NeurIPS 2020

Can the Brain Do Backpropagation? --- Exact Implementation of Backpropagation in Predictive Coding Networks

Review 1

Summary and Contributions: This paper starts from the inference learning (IL) approach by Whittington and Bogacz for predictive coding networks (PCNs) and makes two new contributions. First, it is shown that under specific conditions, (zero-divergent) IL is exactly equivalent to backpropagation (BP). Second, an extension (Fa-Z-IL) is introduced which can autonomously switch between prediction and learning.

Strengths: The paper makes a new contribution to the recent focus in creating biologically plausible variants of backpropagation. It shows that PCN is equivalent to backpropagation under specific assumptions and do this is a fully autonomous manner while using relatively simple local update rules.

Weaknesses: It remains somewhat unclear if the introduced constraints (C1-C3) as well as the function phi to modulate local learning in the fully autonomous setting are truly biologically plausible. Other criticism for BP remain for the current approach. I.e. the weight transport problem, the question how to generalize to spiking neural networks and how to apply this recurrent neural networks without the need to transport information back through time.

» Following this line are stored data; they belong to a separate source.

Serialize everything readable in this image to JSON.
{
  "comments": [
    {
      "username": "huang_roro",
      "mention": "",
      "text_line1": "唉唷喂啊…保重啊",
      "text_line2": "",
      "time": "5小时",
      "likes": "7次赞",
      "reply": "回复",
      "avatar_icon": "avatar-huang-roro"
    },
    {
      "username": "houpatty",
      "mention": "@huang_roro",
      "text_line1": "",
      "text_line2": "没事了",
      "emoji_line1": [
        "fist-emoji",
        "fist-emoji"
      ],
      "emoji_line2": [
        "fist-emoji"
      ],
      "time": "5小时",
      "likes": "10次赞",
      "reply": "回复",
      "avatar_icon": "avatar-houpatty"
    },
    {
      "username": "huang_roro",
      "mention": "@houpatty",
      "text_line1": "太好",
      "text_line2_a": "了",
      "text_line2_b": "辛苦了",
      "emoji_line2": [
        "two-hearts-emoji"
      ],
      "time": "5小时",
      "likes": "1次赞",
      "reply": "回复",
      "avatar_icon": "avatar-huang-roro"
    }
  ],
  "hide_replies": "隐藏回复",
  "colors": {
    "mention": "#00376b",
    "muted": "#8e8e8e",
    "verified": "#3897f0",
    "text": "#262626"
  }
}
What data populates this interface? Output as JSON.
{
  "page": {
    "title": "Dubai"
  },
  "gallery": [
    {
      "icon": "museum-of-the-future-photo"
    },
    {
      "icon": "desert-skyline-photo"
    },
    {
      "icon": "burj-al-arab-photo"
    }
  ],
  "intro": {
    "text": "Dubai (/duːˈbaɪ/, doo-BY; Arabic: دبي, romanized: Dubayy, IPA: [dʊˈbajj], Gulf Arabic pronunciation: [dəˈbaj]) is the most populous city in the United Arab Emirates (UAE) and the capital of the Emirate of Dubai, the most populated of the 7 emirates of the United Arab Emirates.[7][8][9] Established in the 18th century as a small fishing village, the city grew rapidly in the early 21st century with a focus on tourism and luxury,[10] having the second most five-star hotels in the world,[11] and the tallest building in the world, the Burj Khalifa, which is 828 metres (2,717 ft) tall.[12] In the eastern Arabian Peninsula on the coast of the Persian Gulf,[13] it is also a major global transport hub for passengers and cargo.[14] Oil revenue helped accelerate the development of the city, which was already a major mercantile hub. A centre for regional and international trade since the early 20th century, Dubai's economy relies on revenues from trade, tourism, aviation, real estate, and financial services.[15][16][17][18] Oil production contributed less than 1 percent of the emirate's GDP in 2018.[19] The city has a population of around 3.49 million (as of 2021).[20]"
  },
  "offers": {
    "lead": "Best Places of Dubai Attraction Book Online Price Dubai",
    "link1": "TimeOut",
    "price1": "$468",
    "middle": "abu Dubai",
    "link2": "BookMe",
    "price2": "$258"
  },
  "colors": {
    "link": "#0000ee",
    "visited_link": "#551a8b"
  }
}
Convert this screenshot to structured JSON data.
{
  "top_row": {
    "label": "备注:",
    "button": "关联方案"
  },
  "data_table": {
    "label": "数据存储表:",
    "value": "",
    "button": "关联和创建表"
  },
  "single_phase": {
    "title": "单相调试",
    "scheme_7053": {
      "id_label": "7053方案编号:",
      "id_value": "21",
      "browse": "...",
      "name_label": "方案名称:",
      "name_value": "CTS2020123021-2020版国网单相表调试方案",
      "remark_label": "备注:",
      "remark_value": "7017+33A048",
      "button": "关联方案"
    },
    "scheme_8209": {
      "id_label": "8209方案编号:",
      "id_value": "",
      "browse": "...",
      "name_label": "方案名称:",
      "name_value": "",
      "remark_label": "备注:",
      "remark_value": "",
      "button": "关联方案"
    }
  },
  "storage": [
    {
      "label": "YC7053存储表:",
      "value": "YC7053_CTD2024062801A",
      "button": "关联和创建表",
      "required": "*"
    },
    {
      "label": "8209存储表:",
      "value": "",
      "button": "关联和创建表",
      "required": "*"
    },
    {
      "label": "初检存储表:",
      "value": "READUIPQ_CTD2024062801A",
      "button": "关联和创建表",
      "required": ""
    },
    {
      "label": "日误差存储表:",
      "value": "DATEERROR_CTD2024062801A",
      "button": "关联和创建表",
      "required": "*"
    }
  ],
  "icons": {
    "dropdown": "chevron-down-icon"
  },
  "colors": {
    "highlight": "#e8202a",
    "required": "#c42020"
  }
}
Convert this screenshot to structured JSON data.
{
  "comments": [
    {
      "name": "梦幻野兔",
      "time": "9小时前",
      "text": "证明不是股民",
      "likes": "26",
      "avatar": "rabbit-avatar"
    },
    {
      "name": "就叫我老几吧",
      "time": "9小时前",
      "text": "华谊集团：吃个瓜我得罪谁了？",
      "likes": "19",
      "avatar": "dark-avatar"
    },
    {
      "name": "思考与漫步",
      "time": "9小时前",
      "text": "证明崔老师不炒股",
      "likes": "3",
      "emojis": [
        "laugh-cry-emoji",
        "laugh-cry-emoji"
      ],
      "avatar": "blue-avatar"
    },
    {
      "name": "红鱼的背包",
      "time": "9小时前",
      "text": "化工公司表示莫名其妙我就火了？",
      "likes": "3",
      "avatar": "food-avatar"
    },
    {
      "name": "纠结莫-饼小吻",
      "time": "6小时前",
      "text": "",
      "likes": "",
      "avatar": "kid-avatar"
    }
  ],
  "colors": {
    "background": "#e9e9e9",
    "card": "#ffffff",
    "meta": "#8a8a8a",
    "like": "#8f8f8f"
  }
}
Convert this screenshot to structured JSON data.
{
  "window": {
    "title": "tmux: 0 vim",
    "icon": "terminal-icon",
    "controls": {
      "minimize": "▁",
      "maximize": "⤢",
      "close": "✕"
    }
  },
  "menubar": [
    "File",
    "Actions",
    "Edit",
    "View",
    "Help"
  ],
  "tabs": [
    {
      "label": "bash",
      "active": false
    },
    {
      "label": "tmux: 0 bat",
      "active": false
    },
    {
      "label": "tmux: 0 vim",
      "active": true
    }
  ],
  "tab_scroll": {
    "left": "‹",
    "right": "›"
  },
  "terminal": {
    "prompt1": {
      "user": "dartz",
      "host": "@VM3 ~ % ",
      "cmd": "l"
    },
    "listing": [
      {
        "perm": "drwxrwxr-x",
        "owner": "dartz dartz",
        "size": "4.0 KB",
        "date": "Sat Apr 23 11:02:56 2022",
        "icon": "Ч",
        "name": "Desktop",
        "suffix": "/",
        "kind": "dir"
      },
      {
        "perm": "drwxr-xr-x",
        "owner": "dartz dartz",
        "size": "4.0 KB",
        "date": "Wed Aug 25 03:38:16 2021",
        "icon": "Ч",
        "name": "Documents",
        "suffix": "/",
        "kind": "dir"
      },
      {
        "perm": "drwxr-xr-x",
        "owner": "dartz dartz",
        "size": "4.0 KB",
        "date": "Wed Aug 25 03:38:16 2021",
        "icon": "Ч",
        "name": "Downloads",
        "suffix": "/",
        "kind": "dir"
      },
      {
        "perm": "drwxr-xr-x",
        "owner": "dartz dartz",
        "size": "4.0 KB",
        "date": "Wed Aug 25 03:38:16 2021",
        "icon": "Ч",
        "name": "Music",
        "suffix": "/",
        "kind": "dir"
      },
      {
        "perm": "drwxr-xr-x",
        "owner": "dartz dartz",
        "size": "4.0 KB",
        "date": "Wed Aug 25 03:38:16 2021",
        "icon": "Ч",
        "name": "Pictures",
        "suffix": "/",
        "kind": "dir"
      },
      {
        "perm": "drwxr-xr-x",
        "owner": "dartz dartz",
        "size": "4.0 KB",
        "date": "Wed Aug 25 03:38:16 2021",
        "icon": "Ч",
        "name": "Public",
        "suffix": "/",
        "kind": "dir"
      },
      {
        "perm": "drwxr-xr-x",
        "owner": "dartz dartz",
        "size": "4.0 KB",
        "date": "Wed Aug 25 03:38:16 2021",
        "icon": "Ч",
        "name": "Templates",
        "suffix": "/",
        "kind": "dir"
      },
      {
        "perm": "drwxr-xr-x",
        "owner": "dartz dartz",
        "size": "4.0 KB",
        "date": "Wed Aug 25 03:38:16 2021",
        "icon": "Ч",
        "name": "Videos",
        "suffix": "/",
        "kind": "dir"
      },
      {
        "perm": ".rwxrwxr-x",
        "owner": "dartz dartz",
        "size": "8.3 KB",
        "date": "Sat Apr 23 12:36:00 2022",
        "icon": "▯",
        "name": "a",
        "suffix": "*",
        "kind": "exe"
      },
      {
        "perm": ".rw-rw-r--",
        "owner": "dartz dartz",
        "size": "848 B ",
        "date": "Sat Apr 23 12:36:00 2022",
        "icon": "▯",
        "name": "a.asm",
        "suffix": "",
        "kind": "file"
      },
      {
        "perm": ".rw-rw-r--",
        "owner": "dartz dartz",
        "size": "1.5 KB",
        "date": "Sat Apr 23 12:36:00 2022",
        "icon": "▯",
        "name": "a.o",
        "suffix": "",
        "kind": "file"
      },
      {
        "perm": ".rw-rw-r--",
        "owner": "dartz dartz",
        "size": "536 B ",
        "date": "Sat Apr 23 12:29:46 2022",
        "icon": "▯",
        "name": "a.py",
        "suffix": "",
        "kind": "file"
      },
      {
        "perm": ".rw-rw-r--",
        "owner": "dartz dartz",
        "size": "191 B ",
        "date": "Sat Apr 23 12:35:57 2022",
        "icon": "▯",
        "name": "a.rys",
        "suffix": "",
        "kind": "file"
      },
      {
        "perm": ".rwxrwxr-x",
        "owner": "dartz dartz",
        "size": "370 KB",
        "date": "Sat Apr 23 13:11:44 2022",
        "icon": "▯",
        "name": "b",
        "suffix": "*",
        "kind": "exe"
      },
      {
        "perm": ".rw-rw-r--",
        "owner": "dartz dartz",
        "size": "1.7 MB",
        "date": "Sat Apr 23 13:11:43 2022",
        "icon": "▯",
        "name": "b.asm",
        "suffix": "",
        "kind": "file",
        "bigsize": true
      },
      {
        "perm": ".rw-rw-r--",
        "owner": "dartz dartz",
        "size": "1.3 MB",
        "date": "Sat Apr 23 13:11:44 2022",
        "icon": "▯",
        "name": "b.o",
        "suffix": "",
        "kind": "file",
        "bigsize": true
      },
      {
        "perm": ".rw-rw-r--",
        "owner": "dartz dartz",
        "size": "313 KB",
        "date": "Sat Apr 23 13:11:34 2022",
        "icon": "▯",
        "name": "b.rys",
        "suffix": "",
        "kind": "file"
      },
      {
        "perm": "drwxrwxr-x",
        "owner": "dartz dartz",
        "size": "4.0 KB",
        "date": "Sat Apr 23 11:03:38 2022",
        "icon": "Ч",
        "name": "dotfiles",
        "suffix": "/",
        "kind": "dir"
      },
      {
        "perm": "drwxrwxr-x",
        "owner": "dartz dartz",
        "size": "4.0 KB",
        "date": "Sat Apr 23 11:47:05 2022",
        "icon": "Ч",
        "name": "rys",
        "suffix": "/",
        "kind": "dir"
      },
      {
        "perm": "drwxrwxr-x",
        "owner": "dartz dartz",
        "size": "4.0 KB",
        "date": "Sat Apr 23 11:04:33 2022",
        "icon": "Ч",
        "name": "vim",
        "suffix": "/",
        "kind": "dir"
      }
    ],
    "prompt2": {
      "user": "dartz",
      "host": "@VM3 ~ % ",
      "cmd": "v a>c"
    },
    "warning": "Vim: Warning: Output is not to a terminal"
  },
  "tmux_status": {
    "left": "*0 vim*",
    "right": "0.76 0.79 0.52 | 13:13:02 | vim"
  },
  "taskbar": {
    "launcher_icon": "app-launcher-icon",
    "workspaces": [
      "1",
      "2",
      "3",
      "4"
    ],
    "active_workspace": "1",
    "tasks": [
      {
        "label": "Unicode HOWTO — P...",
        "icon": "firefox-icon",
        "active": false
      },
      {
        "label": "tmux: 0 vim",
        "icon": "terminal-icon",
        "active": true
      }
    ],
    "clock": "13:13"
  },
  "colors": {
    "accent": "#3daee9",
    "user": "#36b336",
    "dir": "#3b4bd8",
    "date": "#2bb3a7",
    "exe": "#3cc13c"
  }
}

Correctness: Claims and methods seem correct as well as the employed empirical methodology.

Clarity: yes.

Relation to Prior Work: Other recent work claims that predictive coding converges to the backpropagation gradients ( It is not discussed how those findings relate to the present work.

Reproducibility: Yes

Additional Feedback:

Review 2

Summary and Contributions: The authors propose a model for how backpropagation (BP) could be implemented in feed-forward networks of the brain. They claim that they solve three issues: (1) their model produces exaclty the same updates as BP, (2) it uses only local plasticity, and (3) it is fully autonomous. The paper is clearly biologically motivated. The model is based on previous work on predictive coding networks (PCNs). The connection btw. PCNs and backprop has been introduced previously [ref. 48 in the paper]. In fact the proposed model is a simple extension of this. Contributions - They proof that weight updates can be defined in a PCN that are mathematically equivalent to BP updates in a feed-forward network. - They claim that these update rules are local. I do not completely agree with this claim. - They show that the updates can be done fully autonomously without the need of external control (except for clamping of the output neurons to the targets). I am not sure whether this is the case (see point 4 below). In general, I think that the paper presents an interesting study. Some questions need to be clarified.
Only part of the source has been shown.